George’s name is not recorded on Southampton Cenotaph as he lived in Sholing, which was not part of the Borough of Southampton at the time the names on the Cenotaph were being collated. George is one of several hundred names of Southampton’s WW1 Fallen who have now been added to the new Memorial Wall.
George was born in Canford, Dorset in 1884 and he was the son of William and Eliza Ann White (nee Gallop). He married Annie Louise Brown at South Stoneham, Southampton in the spring of 1910. In 1911, George’s wife Annie and their 2 month old were living at Malvern, Butts Road, Sholing although George was not at home at the time of the census. George and Annie had 3 children and continued to live in Sholing.

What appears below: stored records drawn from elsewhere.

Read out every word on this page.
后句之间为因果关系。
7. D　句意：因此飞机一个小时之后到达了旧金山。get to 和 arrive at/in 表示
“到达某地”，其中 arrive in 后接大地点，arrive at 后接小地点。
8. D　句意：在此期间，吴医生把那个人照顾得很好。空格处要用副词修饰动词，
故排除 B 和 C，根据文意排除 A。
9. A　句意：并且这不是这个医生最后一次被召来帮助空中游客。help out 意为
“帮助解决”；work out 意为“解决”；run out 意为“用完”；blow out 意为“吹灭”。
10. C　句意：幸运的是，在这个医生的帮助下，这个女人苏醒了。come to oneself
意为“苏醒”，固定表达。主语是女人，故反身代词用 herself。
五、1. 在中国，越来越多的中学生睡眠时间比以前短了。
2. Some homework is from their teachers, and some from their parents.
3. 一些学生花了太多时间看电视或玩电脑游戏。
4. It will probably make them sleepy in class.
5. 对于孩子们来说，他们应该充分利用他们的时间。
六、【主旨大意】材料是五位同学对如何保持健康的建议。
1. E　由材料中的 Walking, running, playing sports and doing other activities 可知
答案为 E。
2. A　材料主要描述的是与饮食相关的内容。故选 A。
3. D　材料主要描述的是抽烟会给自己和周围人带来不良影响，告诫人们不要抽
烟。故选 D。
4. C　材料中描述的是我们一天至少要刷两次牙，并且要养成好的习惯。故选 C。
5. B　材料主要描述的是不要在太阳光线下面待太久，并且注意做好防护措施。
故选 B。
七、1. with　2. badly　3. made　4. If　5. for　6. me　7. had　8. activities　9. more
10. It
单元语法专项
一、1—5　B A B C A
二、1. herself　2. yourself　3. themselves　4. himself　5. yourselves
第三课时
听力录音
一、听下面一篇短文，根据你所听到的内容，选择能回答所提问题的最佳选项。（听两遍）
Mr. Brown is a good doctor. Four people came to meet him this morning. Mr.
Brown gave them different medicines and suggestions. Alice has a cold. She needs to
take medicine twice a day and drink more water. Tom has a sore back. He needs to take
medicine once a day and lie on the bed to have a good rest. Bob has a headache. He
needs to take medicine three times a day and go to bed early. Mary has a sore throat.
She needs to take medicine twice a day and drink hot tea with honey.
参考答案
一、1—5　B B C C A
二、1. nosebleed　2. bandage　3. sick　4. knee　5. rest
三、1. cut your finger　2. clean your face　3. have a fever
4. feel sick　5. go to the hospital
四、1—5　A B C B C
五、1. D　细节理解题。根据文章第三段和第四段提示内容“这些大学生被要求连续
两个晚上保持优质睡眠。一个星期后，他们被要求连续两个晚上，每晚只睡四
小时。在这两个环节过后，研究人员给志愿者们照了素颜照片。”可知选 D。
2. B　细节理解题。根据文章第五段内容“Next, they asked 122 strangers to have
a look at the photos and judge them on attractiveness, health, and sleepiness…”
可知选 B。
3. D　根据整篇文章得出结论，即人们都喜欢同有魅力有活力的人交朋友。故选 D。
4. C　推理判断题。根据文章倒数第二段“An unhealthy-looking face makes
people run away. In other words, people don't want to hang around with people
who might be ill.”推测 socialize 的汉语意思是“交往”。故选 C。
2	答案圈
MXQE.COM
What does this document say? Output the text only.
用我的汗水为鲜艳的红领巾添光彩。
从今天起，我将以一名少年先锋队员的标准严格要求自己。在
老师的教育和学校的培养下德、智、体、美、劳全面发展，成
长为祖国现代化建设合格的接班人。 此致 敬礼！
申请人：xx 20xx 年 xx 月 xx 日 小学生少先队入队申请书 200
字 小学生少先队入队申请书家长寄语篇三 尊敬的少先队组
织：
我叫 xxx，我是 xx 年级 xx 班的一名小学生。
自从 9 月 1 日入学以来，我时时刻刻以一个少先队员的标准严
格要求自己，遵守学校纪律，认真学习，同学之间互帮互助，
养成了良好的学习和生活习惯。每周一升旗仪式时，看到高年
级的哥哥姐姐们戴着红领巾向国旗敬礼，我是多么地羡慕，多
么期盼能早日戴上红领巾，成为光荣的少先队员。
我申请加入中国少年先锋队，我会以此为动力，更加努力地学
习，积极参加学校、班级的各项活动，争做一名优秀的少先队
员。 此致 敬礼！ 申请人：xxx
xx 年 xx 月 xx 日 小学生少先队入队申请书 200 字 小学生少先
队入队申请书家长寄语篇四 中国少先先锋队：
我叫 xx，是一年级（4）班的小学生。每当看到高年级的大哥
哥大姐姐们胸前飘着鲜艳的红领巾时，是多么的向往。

George enlisted with the Hampshire Regiment (Service No. 243171) and was later transferred to the Oxford and Bucks Light Infantry where he was serving as part of the territorial force. George was killed in action aged 33 years on 11th September 1917 during the 3rd Battle of Ypres. His wife was notified that he had been killed in action with the British Expeditionary Force in France by a letter sent from the Territorial Force Records Office in Warwick on 27th September 1917. At the time the family were living at 1 Ivy Villa, Butts Road, Sholing.
The Commanding Officer of the 2nd/1st Battalion, Captain Stubbs, wrote a letter of sympathy to George’s wife a few days after George’s death which explained that he had been killed during a bombardment on 11th September and that he had been struck down by a piece of shell. He continued:
“It is a great blow to lose such a good man as he was absolutely fearless in the execution of his duties and was respected by all ranks in the company”.
The photograph of George is taken from a postcard sent “To Dolly with love from George” and the photograph of George’s grave in the New Irish Farm Cemetery, Belgium. Both photographs and additional information has been provided by George’s grandson, Ivan White, Mayor of Southampton in 2013, and his mother Ivy White who was Mayor of Southampton in 1987.